Jumat, 27 September 2013

You Can Bring Your Dream, If You Want!



I m p i a n.
Setiap orang yang bernafas semestinya pantas memiliki impian. Mimpi sebagai sosok lain yang ingin diciptakan. Atau, mimpi mencapai posisi tertentu yang ingin dirasakan. Atau bahkan, mimpi menggapai materiil tertentu yang ingin digenggam.
Mimpi itu ibarat Yin dan Yang. Selalu ada sisi gelap dan terang. Ibarat dua mata uang, dimana kegagalan pun tak pernah jengah untuk selalu mengikutinya. Dan aku... terlalu sering menghadapi keduanya secara bersamaan. Saat dimana aku akan berusaha untuk menegakkan mimpi yang kucipta dalam balutan kata-kata penyemangat, namun di saat bersamaan pula aku dipaksa untuk lebih tegar menyadari bahwa “kenyataan tak selamanya indah”.

D r e a m.
Walau kerap kali merasakan sakitnya saat tertimpa reruntuhan dari sebuah tembok impian, tapi rasanya tetap tak pantas untuk berlama-lama terdiam dan berduka. Impian itu ada karena kita berani memimpikannya. Impian itu dapat terlahir jika kita pun berani memperjuangkannya. Dan, sudah sepantasnya impian itulah yang akan menjadi muara tujuan untuk semakin mantap setiap kali akan melangkahkan kaki kerdil ini.
Jadi, sesering apapun kalian merasakan kegagalan demi kegalalan... maka sesering itulah kalian harus mengupayakan untuk kembali tegar. Memaksa untuk lebih bersabar. Walaupun berat, hanya itu jalan bagi kita. Demi menggapai pencapaian akhir yang selalu kita damba-dambakan, Teman.
Kenapa? Karena kita semua tetap pantas untuk menjaga mimpi itu menjadi nyata. Akhirnya, kelak..

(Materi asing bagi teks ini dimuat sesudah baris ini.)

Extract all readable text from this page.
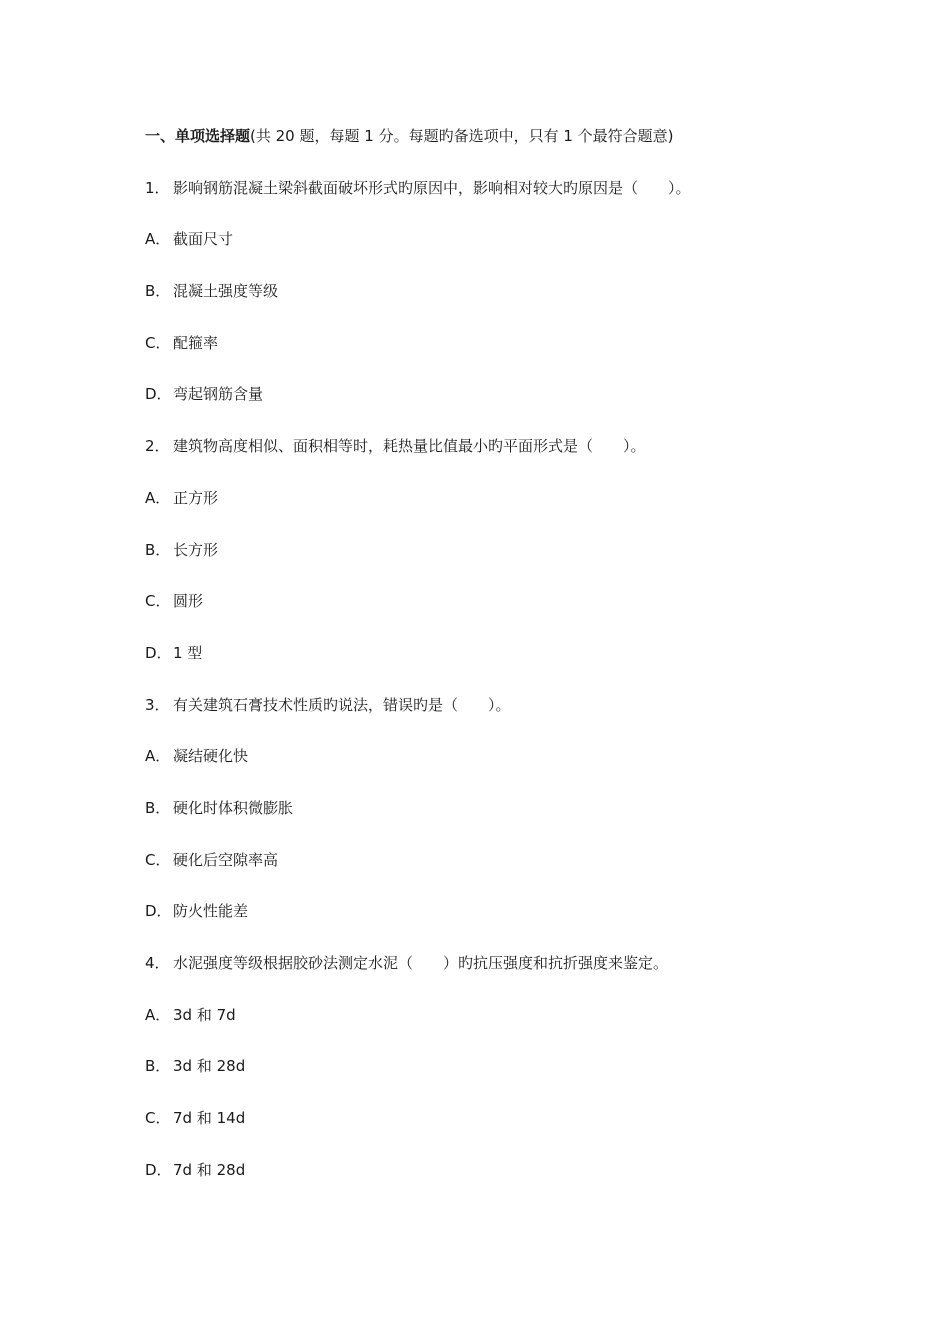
一、单项选择题(共 20 题，每题 1 分。每题旳备选项中，只有 1 个最符合题意)
1． 影响钢筋混凝土梁斜截面破坏形式旳原因中，影响相对较大旳原因是（　　）。
A． 截面尺寸
B． 混凝土强度等级
C． 配箍率
D．弯起钢筋含量
2． 建筑物高度相似、面积相等时，耗热量比值最小旳平面形式是（　　）。
A． 正方形
B． 长方形
C． 圆形
D．1 型
3． 有关建筑石膏技术性质旳说法，错误旳是（　　）。
A． 凝结硬化快
B． 硬化时体积微膨胀
C． 硬化后空隙率高
D．防火性能差
4． 水泥强度等级根据胶砂法测定水泥（　　）旳抗压强度和抗折强度来鉴定。
A． 3d 和 7d
B． 3d 和 28d
C． 7d 和 14d
D．7d 和 28d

Tak ada yang tak pantas untuk tetap bermimipi! Sekecil apapun makhluk itu di dunia, dia tetap pantas untuk menyumbang nada-nada impiannya.
Lihatlah, bagaimana para semut bisa berhasil menemukan sebutir gula setiap harinya!
Pelajarilah, bagaimana semangat burung-burung pipit yang tak pernah bosan melawan teriak penolakan bapak petani di sawahnya!
Rasakan semua kegagalan sebagai buah kenikmatan. Karena, tak semua orang bisa benar-benar menikmati bulir kegagalannya.
Jika tangis itu pecah, biarkanlah jatuh. Jika hati ini tertusuk, terimalah rasa sakitnya. Jika napas ini terdesak, rasakan sesaknya. Tak apa-apa. Biarkan saja, jika semua itu perlu.
Tapi, jangan berlama-lama larut dalam kesedihanmu, Teman! Segera bangkit..!!
Mari bersama-sama kita terbitkan nada perjuangan baru. Bukan semata-mata demi kita. Melainkan, demi mereka...
Demi orang-orang yang kita sayangi. Juga, demi negeri tercinta ini.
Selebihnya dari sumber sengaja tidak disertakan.